The next day, I got a call from the former employee. He said that he had forgotten that he had signed the noncompete years before. And he told me that he had quit his job with the competitor (which I had him and the competitor confirm in writing), and that he would no longer do work in my client’s field.
I have no idea whether the former employee really forgot about the noncompete, though I doubt it. More likely, he knew he had signed a noncompete, but he just hoped that my client wouldn’t enforce it. Regardless, this situation shows how important it is to address a departing employee’s noncompete obligations before he leaves the company.
The most efficient, effective way to handle this is through an exit interview. During the interview, the departing employee should be given a copy of his noncompete agreement and asked to sign an acknowledgement of his noncompete obligations.
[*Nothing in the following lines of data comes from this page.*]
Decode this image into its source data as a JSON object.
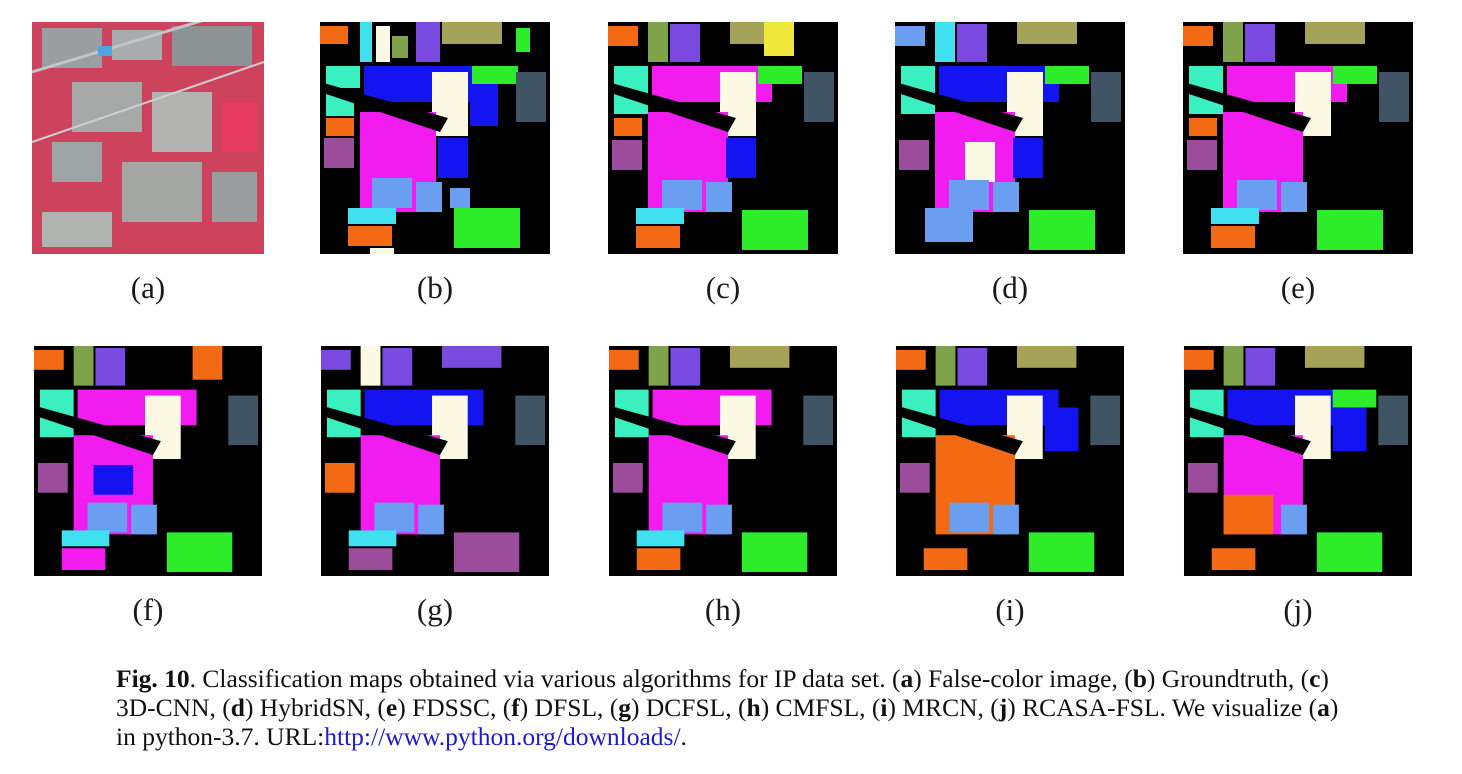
{
  "figure": {
    "panels": [
      {
        "id": "a",
        "label": "(a)",
        "kind": "false-color"
      },
      {
        "id": "b",
        "label": "(b)",
        "kind": "groundtruth"
      },
      {
        "id": "c",
        "label": "(c)",
        "kind": "map"
      },
      {
        "id": "d",
        "label": "(d)",
        "kind": "map"
      },
      {
        "id": "e",
        "label": "(e)",
        "kind": "map"
      },
      {
        "id": "f",
        "label": "(f)",
        "kind": "map"
      },
      {
        "id": "g",
        "label": "(g)",
        "kind": "map"
      },
      {
        "id": "h",
        "label": "(h)",
        "kind": "map"
      },
      {
        "id": "i",
        "label": "(i)",
        "kind": "map"
      },
      {
        "id": "j",
        "label": "(j)",
        "kind": "map"
      }
    ],
    "class_colors": {
      "background": "#000000",
      "orange": "#f46a14",
      "yellow_olive": "#a5a35a",
      "green": "#2ded2a",
      "magenta": "#f21cf0",
      "blue": "#1414f0",
      "light_blue": "#6a9ef0",
      "cyan": "#3fe0f0",
      "mint": "#3af0c0",
      "cream": "#fbf8e4",
      "slate": "#3f5565",
      "purple": "#9b4d9b",
      "olive_green": "#7ea34a",
      "violet": "#7a4ae0",
      "brown": "#8a5a3a",
      "yellow": "#f0e83a"
    }
  },
  "caption": {
    "fig_label": "Fig. 10",
    "dot1": ".",
    "text1": "  Classification maps obtained via various algorithms for IP data set. (",
    "a1": "a",
    "t2": ") False-color image, (",
    "b": "b",
    "t3": ") Groundtruth, (",
    "c": "c",
    "t4": ") 3D-CNN, (",
    "d": "d",
    "t5": ") HybridSN, (",
    "e": "e",
    "t6": ") FDSSC, (",
    "f": "f",
    "t7": ") DFSL, (",
    "g": "g",
    "t8": ") DCFSL, (",
    "h": "h",
    "t9": ") CMFSL, (",
    "i": "i",
    "t10": ") MRCN, (",
    "j": "j",
    "t11": ") RCASA-FSL. We visualize (",
    "a2": "a",
    "t12": ") in python-3.7. URL:",
    "url": "http://www.python.org/downloads/",
    "end": "."
  }
}
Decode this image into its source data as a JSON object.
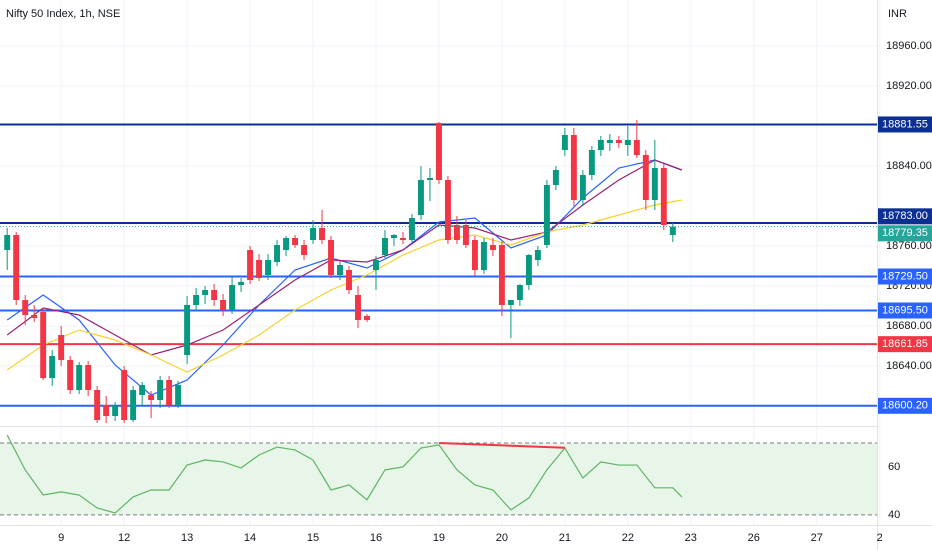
{
  "chart_data": [
    {
      "type": "candlestick",
      "title": "Nifty 50 Index, 1h, NSE",
      "currency": "INR",
      "up_color": "#089981",
      "down_color": "#f23645",
      "grid": true,
      "xlim": [
        -6.8,
        90.7
      ],
      "xticks": [
        {
          "value": 0,
          "label": "9"
        },
        {
          "value": 7,
          "label": "12"
        },
        {
          "value": 14,
          "label": "13"
        },
        {
          "value": 21,
          "label": "14"
        },
        {
          "value": 28,
          "label": "15"
        },
        {
          "value": 35,
          "label": "16"
        },
        {
          "value": 42,
          "label": "19"
        },
        {
          "value": 49,
          "label": "20"
        },
        {
          "value": 56,
          "label": "21"
        },
        {
          "value": 63,
          "label": "22"
        },
        {
          "value": 70,
          "label": "23"
        },
        {
          "value": 77,
          "label": "26"
        },
        {
          "value": 84,
          "label": "27"
        },
        {
          "value": 91,
          "label": "2"
        }
      ],
      "ylim": [
        18581,
        19006
      ],
      "yticks": [
        {
          "value": 18960,
          "label": "18960.00"
        },
        {
          "value": 18920,
          "label": "18920.00"
        },
        {
          "value": 18840,
          "label": "18840.00"
        },
        {
          "value": 18760,
          "label": "18760.00"
        },
        {
          "value": 18720,
          "label": "18720.00"
        },
        {
          "value": 18680,
          "label": "18680.00"
        },
        {
          "value": 18640,
          "label": "18640.00"
        }
      ],
      "x": [
        -6,
        -5,
        -4,
        -3,
        -2,
        -1,
        0,
        1,
        2,
        3,
        4,
        5,
        6,
        7,
        8,
        9,
        10,
        11,
        12,
        13,
        14,
        15,
        16,
        17,
        18,
        19,
        20,
        21,
        22,
        23,
        24,
        25,
        26,
        27,
        28,
        29,
        30,
        31,
        32,
        33,
        34,
        35,
        36,
        37,
        38,
        39,
        40,
        41,
        42,
        43,
        44,
        45,
        46,
        47,
        48,
        49,
        50,
        51,
        52,
        53,
        54,
        55,
        56,
        57,
        58,
        59,
        60,
        61,
        62,
        63,
        64,
        65,
        66,
        67,
        68
      ],
      "open": [
        18756,
        18771,
        18706,
        18691,
        18694,
        18628,
        18671,
        18646,
        18616,
        18641,
        18616,
        18601,
        18590,
        18636,
        18586,
        18611,
        18611,
        18606,
        18626,
        18601,
        18651,
        18701,
        18711,
        18716,
        18706,
        18696,
        18721,
        18756,
        18746,
        18731,
        18744,
        18756,
        18768,
        18761,
        18766,
        18778,
        18766,
        18731,
        18736,
        18711,
        18690,
        18736,
        18751,
        18768,
        18768,
        18766,
        18791,
        18826,
        18883,
        18826,
        18781,
        18781,
        18766,
        18736,
        18761,
        18761,
        18701,
        18706,
        18721,
        18746,
        18761,
        18821,
        18856,
        18871,
        18806,
        18831,
        18856,
        18863,
        18866,
        18861,
        18866,
        18851,
        18806,
        18838,
        18771
      ],
      "high": [
        18778,
        18774,
        18711,
        18701,
        18698,
        18656,
        18680,
        18650,
        18644,
        18645,
        18620,
        18610,
        18604,
        18640,
        18620,
        18624,
        18615,
        18630,
        18630,
        18625,
        18710,
        18718,
        18720,
        18722,
        18712,
        18730,
        18728,
        18760,
        18752,
        18752,
        18766,
        18770,
        18771,
        18766,
        18786,
        18796,
        18770,
        18745,
        18740,
        18720,
        18692,
        18750,
        18776,
        18772,
        18774,
        18792,
        18840,
        18838,
        18884,
        18830,
        18790,
        18786,
        18770,
        18768,
        18768,
        18764,
        18706,
        18722,
        18752,
        18760,
        18826,
        18840,
        18878,
        18878,
        18836,
        18860,
        18870,
        18872,
        18870,
        18880,
        18886,
        18856,
        18866,
        18842,
        18783
      ],
      "low": [
        18736,
        18701,
        18681,
        18684,
        18626,
        18620,
        18640,
        18612,
        18612,
        18610,
        18583,
        18583,
        18585,
        18583,
        18584,
        18600,
        18588,
        18598,
        18598,
        18598,
        18642,
        18695,
        18702,
        18700,
        18690,
        18692,
        18714,
        18722,
        18725,
        18726,
        18740,
        18750,
        18758,
        18746,
        18762,
        18762,
        18728,
        18726,
        18712,
        18678,
        18684,
        18716,
        18748,
        18760,
        18762,
        18764,
        18786,
        18805,
        18822,
        18762,
        18762,
        18758,
        18730,
        18732,
        18750,
        18690,
        18668,
        18700,
        18716,
        18740,
        18758,
        18816,
        18850,
        18800,
        18800,
        18826,
        18850,
        18855,
        18858,
        18850,
        18848,
        18796,
        18796,
        18776,
        18764
      ],
      "close": [
        18771,
        18706,
        18691,
        18688,
        18628,
        18650,
        18646,
        18616,
        18641,
        18616,
        18586,
        18590,
        18600,
        18586,
        18616,
        18621,
        18606,
        18626,
        18601,
        18621,
        18701,
        18711,
        18716,
        18706,
        18696,
        18721,
        18724,
        18726,
        18728,
        18746,
        18761,
        18768,
        18761,
        18751,
        18778,
        18766,
        18731,
        18741,
        18716,
        18686,
        18686,
        18746,
        18768,
        18771,
        18766,
        18788,
        18826,
        18828,
        18826,
        18766,
        18766,
        18761,
        18736,
        18764,
        18756,
        18701,
        18706,
        18721,
        18751,
        18756,
        18821,
        18836,
        18871,
        18806,
        18831,
        18856,
        18866,
        18866,
        18863,
        18866,
        18851,
        18806,
        18838,
        18781,
        18779.35
      ],
      "series": [
        {
          "color": "#2962ff",
          "x": [
            -6,
            -2,
            2,
            6,
            10,
            14,
            18,
            22,
            26,
            30,
            34,
            38,
            42,
            46,
            50,
            54,
            58,
            62,
            66,
            69
          ],
          "values": [
            18686,
            18711,
            18686,
            18641,
            18611,
            18626,
            18661,
            18701,
            18736,
            18748,
            18738,
            18756,
            18784,
            18788,
            18758,
            18771,
            18808,
            18838,
            18846,
            18836
          ]
        },
        {
          "color": "#9c1f74",
          "x": [
            -6,
            -2,
            2,
            6,
            10,
            14,
            18,
            22,
            26,
            30,
            34,
            38,
            42,
            46,
            50,
            54,
            58,
            62,
            66,
            69
          ],
          "values": [
            18671,
            18698,
            18691,
            18671,
            18651,
            18661,
            18676,
            18701,
            18726,
            18746,
            18744,
            18756,
            18781,
            18778,
            18766,
            18774,
            18801,
            18826,
            18846,
            18836
          ]
        },
        {
          "color": "#f5d22e",
          "x": [
            -6,
            -2,
            2,
            6,
            10,
            14,
            18,
            22,
            26,
            30,
            34,
            38,
            42,
            46,
            50,
            54,
            58,
            62,
            66,
            69
          ],
          "values": [
            18636,
            18661,
            18676,
            18666,
            18651,
            18634,
            18651,
            18671,
            18696,
            18716,
            18731,
            18751,
            18766,
            18771,
            18761,
            18774,
            18781,
            18791,
            18801,
            18806
          ]
        }
      ],
      "levels": [
        {
          "value": 18881.55,
          "label": "18881.55",
          "color": "#0c2f94"
        },
        {
          "value": 18783,
          "label": "18783.00",
          "color": "#0c2f94"
        },
        {
          "value": 18729.5,
          "label": "18729.50",
          "color": "#2962ff"
        },
        {
          "value": 18695.5,
          "label": "18695.50",
          "color": "#2962ff"
        },
        {
          "value": 18661.85,
          "label": "18661.85",
          "color": "#f23645"
        },
        {
          "value": 18600.2,
          "label": "18600.20",
          "color": "#2962ff"
        }
      ],
      "last_price": {
        "value": 18779.35,
        "label": "18779.35",
        "color": "#26a69a"
      }
    },
    {
      "type": "line",
      "color": "#5fb564",
      "band": [
        40,
        70
      ],
      "band_color": "#e8f5e9",
      "ylim": [
        35.8,
        76.25
      ],
      "yticks": [
        60,
        40
      ],
      "x": [
        -6,
        -4,
        -2,
        0,
        2,
        4,
        6,
        8,
        10,
        12,
        14,
        16,
        18,
        20,
        22,
        24,
        26,
        28,
        30,
        32,
        34,
        36,
        38,
        40,
        42,
        44,
        46,
        48,
        50,
        52,
        54,
        56,
        58,
        60,
        62,
        64,
        66,
        68,
        69
      ],
      "values": [
        73.3,
        58.8,
        48.3,
        49.6,
        48.3,
        42.9,
        40.8,
        47.5,
        50.4,
        50.4,
        60.8,
        62.9,
        62.1,
        59.6,
        65,
        68.3,
        67.1,
        62.9,
        50.4,
        52.5,
        46.3,
        58.8,
        60,
        67.9,
        69.2,
        58.8,
        52.5,
        50.4,
        42.1,
        47.1,
        58.8,
        67.9,
        55.4,
        62.1,
        60.8,
        60.8,
        51.3,
        51.3,
        47.5
      ],
      "divergence": {
        "color": "#f23645",
        "x": [
          42,
          56
        ],
        "values": [
          70,
          68
        ]
      }
    }
  ]
}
This sends the message that the company is serious about enforcing the agreement, hopefully deterring the departing employee from otherwise disregarding his obligations.
The exit interview also gives a company an opportunity to gather intelligence about whether there is a risk that the departing employee may violate his noncompete. If a departing employee refuses to sign the acknowledgement, or is evasive when asked about his next job, it may be worth consulting with an attorney to figure out how to proceed.
In my client’s case, there’s a good chance that had they conducted an exit interview, the former employee never would have accepted a job with their competitor.